Jess Bhamra (Parminder Nagra) is an 18-year-old Londoner who is bound for college and the study of law. However, her real passion is soccer, and her hero is David Beckham, England's top professional in the popular sport. Her strict Anglo-Indian parents desperately want Jess to follow in the footsteps of her older sister Pinkie (Archie Panjabi), who is about to get married. Instead Jess slips off secretly to the park where she practices soccer with boys.

One day Jules (Keira Knightley) watches her play and asks her to try out for the Hounslow Harriers, an all-girl team coached by Joe (Jonathan Rhys Meyers), a once promising player whose career ended with a terrible knee injury. Jules has some problems with her mother (Juliet Stevenson), who wants her to be more feminine and less obsessed with soccer. Her father supports her interest in the game. Jules dreams of going to America where women actually can play in a professional league of their own.

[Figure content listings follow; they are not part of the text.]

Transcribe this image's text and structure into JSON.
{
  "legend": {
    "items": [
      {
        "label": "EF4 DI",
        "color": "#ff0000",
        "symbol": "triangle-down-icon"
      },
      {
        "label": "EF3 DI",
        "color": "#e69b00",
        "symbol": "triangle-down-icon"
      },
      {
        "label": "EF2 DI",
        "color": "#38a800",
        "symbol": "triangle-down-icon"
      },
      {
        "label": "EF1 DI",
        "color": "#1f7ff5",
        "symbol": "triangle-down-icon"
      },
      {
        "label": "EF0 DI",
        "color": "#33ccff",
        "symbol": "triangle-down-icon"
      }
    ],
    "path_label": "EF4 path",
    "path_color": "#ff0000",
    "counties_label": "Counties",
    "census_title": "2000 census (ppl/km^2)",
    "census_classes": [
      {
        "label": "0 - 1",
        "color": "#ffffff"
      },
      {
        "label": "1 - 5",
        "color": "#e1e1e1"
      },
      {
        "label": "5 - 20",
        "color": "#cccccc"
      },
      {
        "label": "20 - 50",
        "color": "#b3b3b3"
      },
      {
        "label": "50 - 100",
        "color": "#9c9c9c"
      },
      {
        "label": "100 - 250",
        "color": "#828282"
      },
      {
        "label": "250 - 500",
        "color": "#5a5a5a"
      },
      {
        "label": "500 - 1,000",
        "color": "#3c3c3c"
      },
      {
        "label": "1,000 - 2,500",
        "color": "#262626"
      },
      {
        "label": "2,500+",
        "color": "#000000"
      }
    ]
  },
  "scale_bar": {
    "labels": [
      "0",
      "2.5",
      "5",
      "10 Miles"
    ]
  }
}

This is Gurinder Chadha's third film (Bhaji on the Beach, What's Cooking), and it has been a smash hit in England. The director does a wonderful job catching some of the tensions in the Bhamra household where Jess's traditional parents are appalled by their daughter's rebellious attitudes. "Anyone can cook aloo gobi," she complains, "but who can bend a ball like Beckham?" They hope that she will eventually get engaged to Tony (Ameet Chana) but he secretly admits to her that he's gay.

In one of the drama's many funny moments, when a beeper goes off at Pinkie's wedding, all the Indian grannies reach into their purses for their cell phones. Tradition and modern ways intermix in the activities of these characters. Another comic motif has Jules's mother worrying that her daughter is having a lesbian affair with Jess. All these mix-ups do not subtract from the delight in watching the lead character stick to her dream of becoming a soccer player, no matter what the obstacles. Newcomer Nagra Parminder is buoyant as Jess and the spunky mixture of Indian and pop tunes keeps the proceedings zipping along nicely.